Week 4 – Excel Problems
Complete the following problem in your textbook:
From Chapter 8: Problems: 15, 18, and 29
From Chapter 9: Problems: 4, 13, 21 and 23
All work should be submitted in Excel with one (1) problem per tab in a single workbook. Formulas should be used as opposed to outside or manual calculations. Use of Excel add-ins is encouraged.
Data files can be downloaded from http://wps.prenhall.com/bp_evans_bus_2/ (Links to an external site.)
15. “The Excel file Concert Sales provides data on sales dollars and the number of radio, TV, and newspaper ads promoting the concerts for a group of cities. Develop simple linear regression models for predicting sales as a function of the number of each type of ad. Compare these results to a multiple linear regression model using both independent variables. Examine the residuals of the best model for regression assumptions and possible outliers.”
18. “The Excel file Salary Data provides information on current salary, beginning salary, previous experience (in months) when hired, and total years of education for a sample of 100 employees in a firm.
a.) Develop a multiple regression model for predicting current salary as a function of the other variables.
b.) Find the best model for predicting current salary using the t-value criterion.”
29. See Attachment
4. “The Excel file Unemployment Rates provides data on monthly rates for 4 years. Compare 3- and 12-month moving average forecasts using the MAD criterion. Explain why the 3-month model yields better results.”

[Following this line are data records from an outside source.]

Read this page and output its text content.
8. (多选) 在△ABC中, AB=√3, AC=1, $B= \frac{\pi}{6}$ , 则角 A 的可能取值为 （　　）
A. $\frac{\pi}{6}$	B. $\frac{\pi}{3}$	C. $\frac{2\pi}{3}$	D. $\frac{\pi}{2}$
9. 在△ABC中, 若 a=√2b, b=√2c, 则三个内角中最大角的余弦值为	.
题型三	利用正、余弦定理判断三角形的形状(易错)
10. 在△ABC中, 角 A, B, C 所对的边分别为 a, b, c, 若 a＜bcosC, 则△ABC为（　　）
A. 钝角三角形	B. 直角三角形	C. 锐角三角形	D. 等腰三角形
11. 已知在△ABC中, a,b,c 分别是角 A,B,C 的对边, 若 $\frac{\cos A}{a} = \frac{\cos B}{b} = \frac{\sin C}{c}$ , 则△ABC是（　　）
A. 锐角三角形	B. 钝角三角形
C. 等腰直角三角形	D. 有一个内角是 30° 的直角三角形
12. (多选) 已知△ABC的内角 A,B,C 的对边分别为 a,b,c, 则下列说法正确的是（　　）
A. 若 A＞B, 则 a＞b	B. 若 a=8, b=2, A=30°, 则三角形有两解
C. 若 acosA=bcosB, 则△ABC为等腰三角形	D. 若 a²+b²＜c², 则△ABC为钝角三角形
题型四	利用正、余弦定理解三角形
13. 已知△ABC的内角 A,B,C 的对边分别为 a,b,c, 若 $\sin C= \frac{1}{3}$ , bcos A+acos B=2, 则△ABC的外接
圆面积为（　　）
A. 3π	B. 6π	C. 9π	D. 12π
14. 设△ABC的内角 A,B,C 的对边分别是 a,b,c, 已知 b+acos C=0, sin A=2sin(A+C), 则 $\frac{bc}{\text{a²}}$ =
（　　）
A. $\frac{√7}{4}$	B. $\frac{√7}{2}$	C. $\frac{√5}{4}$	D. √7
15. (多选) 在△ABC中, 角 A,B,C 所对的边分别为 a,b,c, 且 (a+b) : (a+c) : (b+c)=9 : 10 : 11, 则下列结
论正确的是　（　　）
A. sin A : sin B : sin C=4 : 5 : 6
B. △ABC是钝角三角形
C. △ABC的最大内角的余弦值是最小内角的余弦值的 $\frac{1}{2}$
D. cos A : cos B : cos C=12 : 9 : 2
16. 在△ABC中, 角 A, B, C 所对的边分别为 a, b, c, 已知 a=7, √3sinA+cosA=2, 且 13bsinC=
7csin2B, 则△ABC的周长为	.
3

13. “Use the Holt-Winters no-trend model to find the best model to forecast the next year of electricity usage in the Excel file Gas & Electric.”

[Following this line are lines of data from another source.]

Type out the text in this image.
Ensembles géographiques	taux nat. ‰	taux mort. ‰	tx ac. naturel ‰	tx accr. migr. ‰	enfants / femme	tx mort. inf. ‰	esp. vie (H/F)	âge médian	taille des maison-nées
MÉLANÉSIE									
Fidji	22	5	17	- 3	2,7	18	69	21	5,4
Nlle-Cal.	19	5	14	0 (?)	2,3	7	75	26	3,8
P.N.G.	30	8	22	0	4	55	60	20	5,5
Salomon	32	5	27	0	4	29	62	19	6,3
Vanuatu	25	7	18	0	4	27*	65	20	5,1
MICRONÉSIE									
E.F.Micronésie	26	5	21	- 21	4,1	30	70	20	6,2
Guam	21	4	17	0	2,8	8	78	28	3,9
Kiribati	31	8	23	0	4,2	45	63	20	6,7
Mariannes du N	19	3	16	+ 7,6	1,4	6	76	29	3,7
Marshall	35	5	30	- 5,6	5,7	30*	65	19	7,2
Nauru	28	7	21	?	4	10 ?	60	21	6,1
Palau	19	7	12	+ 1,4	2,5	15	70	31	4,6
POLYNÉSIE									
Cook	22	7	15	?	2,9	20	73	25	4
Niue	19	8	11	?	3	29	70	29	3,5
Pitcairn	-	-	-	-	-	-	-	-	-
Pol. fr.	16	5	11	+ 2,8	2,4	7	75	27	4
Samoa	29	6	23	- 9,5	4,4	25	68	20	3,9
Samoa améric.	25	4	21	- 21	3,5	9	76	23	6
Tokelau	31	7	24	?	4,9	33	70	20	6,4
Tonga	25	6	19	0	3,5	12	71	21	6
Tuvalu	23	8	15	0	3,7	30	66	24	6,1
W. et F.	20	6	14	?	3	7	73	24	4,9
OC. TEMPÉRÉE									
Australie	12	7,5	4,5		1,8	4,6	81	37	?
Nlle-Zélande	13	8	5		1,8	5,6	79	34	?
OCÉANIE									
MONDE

21. “Choose an appropriate forecasting technique for the data in the Excel file Prime Rate and find the best forecasting model. Explain how you would use the model to forecast and how far into the future it would be appropriate to forecast.”

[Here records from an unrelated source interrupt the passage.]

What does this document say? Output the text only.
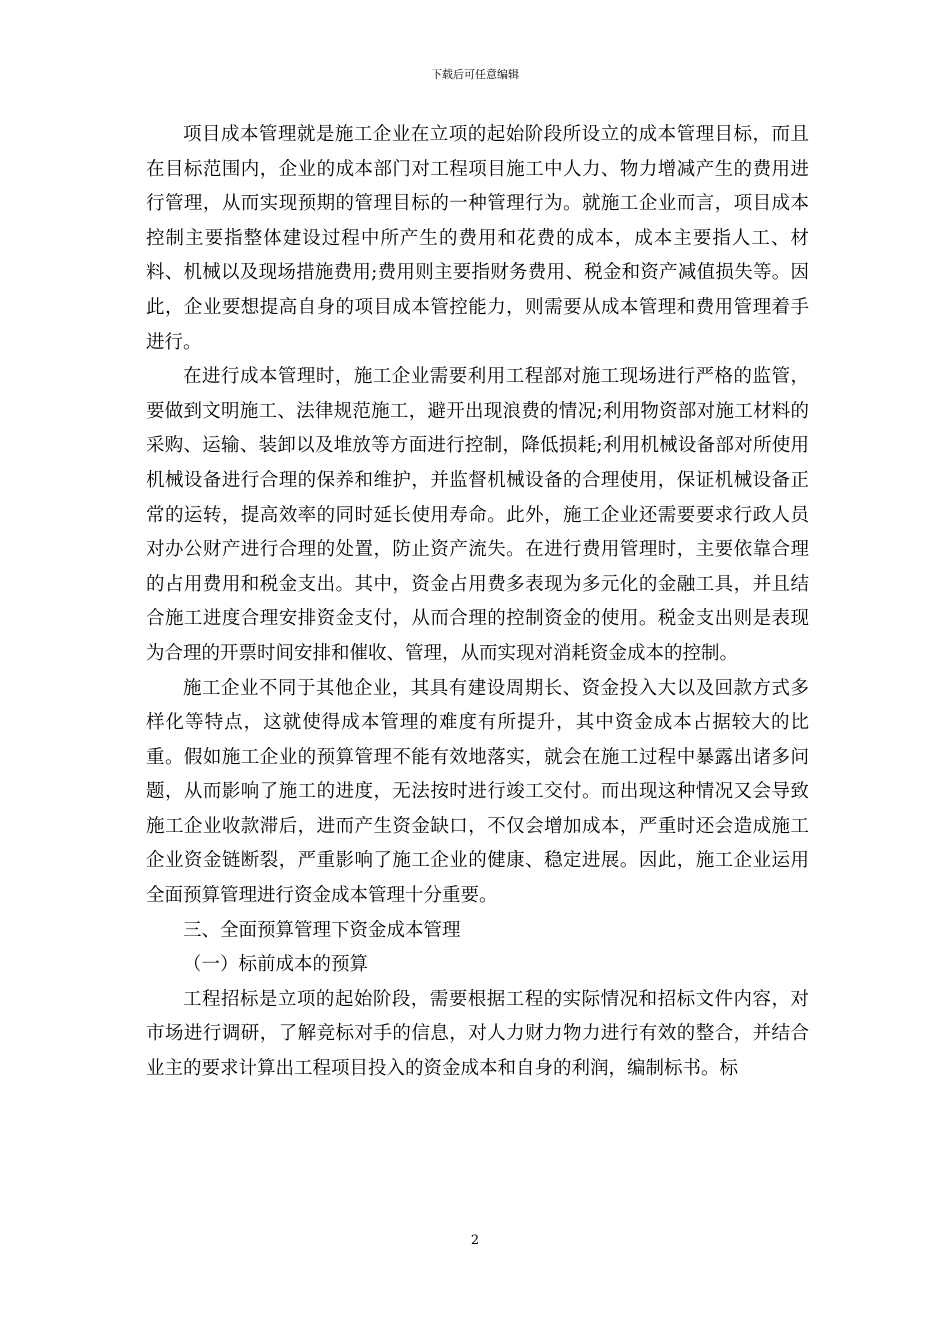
下载后可任意编辑

项目成本管理就是施工企业在立项的起始阶段所设立的成本管理目标，而且在目标范围内，企业的成本部门对工程项目施工中人力、物力增减产生的费用进行管理，从而实现预期的管理目标的一种管理行为。就施工企业而言，项目成本控制主要指整体建设过程中所产生的费用和花费的成本，成本主要指人工、材料、机械以及现场措施费用;费用则主要指财务费用、税金和资产减值损失等。因此，企业要想提高自身的项目成本管控能力，则需要从成本管理和费用管理着手进行。

在进行成本管理时，施工企业需要利用工程部对施工现场进行严格的监管，要做到文明施工、法律规范施工，避开出现浪费的情况;利用物资部对施工材料的采购、运输、装卸以及堆放等方面进行控制，降低损耗;利用机械设备部对所使用机械设备进行合理的保养和维护，并监督机械设备的合理使用，保证机械设备正常的运转，提高效率的同时延长使用寿命。此外，施工企业还需要要求行政人员对办公财产进行合理的处置，防止资产流失。在进行费用管理时，主要依靠合理的占用费用和税金支出。其中，资金占用费多表现为多元化的金融工具，并且结合施工进度合理安排资金支付，从而合理的控制资金的使用。税金支出则是表现为合理的开票时间安排和催收、管理，从而实现对消耗资金成本的控制。

施工企业不同于其他企业，其具有建设周期长、资金投入大以及回款方式多样化等特点，这就使得成本管理的难度有所提升，其中资金成本占据较大的比重。假如施工企业的预算管理不能有效地落实，就会在施工过程中暴露出诸多问题，从而影响了施工的进度，无法按时进行竣工交付。而出现这种情况又会导致施工企业收款滞后，进而产生资金缺口，不仅会增加成本，严重时还会造成施工企业资金链断裂，严重影响了施工企业的健康、稳定进展。因此，施工企业运用全面预算管理进行资金成本管理十分重要。

三、全面预算管理下资金成本管理

（一）标前成本的预算

工程招标是立项的起始阶段，需要根据工程的实际情况和招标文件内容，对市场进行调研，了解竞标对手的信息，对人力财力物力进行有效的整合，并结合业主的要求计算出工程项目投入的资金成本和自身的利润，编制标书。标

2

23. “Data in the Excel File Microprocessor Data shows the demand for one type of chip used in industrial equipment from a small manufacturer.
a.) Construct a chart of the data. What appears to happen when a new chip is introduced?
b.) Develop a causal regression model to forecast demand that includes both time and the introduction of a new chip as explanatory variables.
c.)What would the forecast be for the next month if a new chip is introduced? What would it be if a new chip is not introduced?”